I have copy and pasted some different viewpoints on Codependency. Codependency looks normal in a society that sweeps mental health under the carpet. Makes me want to print this out and tape it to my wall for when I feel a bout of reactivity taking over my brain space.
Accodring to Wikipedia, “Codependency is a behavioral condition in a relationship where one person enables another person’s addiction, poor mental health, immaturity, irresponsibility, or under-achievement. Among the core characteristics of codependency is an excessive reliance on other people for approval and a sense of identity.”

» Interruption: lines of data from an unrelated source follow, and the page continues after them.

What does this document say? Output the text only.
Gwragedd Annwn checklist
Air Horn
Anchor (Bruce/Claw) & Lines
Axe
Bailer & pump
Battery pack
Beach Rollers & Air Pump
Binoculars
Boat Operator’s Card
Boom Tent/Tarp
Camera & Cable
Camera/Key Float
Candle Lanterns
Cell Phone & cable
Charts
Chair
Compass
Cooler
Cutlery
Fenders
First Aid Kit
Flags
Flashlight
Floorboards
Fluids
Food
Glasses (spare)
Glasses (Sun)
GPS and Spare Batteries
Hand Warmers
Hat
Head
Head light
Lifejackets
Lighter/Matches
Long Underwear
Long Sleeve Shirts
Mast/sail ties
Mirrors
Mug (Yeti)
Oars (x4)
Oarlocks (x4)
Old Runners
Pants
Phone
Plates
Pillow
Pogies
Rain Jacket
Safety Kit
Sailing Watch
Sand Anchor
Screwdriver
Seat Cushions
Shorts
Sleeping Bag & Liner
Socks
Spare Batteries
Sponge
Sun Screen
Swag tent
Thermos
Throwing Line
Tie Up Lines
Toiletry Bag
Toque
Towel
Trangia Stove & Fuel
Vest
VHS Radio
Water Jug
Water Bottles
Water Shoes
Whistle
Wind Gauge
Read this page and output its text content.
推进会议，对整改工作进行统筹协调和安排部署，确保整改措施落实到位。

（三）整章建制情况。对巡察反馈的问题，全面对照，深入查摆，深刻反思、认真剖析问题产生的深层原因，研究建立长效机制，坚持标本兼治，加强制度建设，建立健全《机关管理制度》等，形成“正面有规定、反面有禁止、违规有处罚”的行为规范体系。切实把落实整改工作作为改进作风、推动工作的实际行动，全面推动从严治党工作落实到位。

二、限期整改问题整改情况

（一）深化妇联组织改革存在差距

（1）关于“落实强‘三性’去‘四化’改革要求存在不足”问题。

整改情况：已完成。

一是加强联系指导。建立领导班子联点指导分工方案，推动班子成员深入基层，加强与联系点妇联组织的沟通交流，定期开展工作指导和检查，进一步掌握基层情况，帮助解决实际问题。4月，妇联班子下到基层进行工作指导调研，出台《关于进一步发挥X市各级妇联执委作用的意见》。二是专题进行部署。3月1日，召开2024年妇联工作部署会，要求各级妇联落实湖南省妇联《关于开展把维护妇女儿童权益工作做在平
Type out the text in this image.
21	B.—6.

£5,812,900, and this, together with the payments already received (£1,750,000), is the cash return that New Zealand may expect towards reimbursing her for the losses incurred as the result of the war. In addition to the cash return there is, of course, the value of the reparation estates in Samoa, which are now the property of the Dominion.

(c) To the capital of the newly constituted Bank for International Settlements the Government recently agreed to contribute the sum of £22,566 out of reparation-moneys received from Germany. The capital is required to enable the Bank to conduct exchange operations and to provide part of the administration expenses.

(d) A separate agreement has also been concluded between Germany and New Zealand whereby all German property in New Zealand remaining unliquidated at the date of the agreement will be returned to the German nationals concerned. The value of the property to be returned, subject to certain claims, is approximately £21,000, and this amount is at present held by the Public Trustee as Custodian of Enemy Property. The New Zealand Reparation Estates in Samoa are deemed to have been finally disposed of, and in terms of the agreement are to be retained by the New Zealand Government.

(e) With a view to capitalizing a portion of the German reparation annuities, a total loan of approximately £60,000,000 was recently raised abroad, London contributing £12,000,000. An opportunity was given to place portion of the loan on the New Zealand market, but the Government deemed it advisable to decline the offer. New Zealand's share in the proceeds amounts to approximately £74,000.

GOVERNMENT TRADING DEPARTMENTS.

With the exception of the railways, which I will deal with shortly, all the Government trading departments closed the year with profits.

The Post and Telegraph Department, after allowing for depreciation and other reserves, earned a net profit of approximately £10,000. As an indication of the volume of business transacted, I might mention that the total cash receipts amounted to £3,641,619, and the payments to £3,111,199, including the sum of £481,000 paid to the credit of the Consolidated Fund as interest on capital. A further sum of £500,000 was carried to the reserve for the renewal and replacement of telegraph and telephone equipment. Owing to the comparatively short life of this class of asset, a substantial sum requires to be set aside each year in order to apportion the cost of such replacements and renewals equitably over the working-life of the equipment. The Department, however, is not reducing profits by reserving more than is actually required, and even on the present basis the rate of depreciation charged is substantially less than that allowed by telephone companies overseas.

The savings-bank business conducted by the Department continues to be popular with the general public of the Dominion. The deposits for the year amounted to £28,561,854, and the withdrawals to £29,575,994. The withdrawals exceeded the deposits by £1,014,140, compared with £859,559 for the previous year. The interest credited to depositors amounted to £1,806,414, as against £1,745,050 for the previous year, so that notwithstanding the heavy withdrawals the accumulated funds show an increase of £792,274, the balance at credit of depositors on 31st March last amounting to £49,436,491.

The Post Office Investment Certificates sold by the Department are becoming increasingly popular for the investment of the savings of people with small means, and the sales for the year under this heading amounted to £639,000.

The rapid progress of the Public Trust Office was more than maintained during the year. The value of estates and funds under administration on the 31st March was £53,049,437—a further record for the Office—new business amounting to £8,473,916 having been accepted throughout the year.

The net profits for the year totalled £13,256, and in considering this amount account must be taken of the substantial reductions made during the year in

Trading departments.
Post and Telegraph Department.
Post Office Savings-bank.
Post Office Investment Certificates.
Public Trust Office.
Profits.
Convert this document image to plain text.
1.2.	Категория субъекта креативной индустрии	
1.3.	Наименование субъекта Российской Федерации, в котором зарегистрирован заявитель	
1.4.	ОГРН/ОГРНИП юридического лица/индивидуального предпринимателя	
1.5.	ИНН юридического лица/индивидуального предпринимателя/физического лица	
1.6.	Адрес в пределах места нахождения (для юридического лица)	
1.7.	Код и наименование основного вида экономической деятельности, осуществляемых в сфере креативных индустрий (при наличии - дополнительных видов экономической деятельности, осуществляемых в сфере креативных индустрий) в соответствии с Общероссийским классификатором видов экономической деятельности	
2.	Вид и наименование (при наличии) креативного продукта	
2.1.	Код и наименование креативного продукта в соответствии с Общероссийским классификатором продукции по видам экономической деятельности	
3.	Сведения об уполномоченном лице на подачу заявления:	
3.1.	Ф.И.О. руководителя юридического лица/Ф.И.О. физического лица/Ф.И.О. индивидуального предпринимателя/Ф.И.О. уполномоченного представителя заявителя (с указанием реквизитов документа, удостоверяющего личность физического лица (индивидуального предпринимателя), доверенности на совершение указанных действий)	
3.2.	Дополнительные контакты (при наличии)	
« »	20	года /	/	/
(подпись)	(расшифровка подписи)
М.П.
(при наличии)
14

According to Psychology Today, “Growing up with an unreliable or unavailable parent means taking on the role of caretaker and/or enabler. A child in this situation puts the parent’s needs first. Dysfunctional families do not acknowledge that problems exist. As a result, its members repress emotions and disregard their own needs to focus on the needs of the unavailable parent(s). When the “parentified” child becomes an adult, he or she repeats the same dynamic in their adult relationships.”
According to PositivePsychology.com, “The main consequence of codependency is that “[c]odependents, busy taking care of others, forget to take care of themselves, resulting in a disturbance of identity development” (Knudson & Terrell, 2012).
20 Signs Of Codependency (Via PositivePsychology.com)
What does codependency actually look like? Some of the things that have been found to correlate with codependency include (Marks et al., 2012):
- Low self-esteem;
- Low levels of narcissism;
- Familial dysfunction;
- Low emotional expressivity.
Other signs of codependency include (Lancer, 2016; Mental Health America):
- Having a hard time saying no;
- Having poor boundaries;
- Showing emotional reactivity;
- Feeling compelled to take care of people;
- Having a need for control, especially over others;
- Having trouble communicating honestly;
- Fixating on mistakes;
- Feeling a need to be liked by everyone;
- Feeling a need to always be in a relationship;
- Denying one’s own needs, thoughts, and feelings;
- Having intimacy issues;
- Confusing love and pity;
- Displaying fear of abandonment.
Recovering from Codependency according to Psychology Today, “Treatment for codependency often involves exploration of early childhood issues and their connection to current dysfunctional behavior patterns.”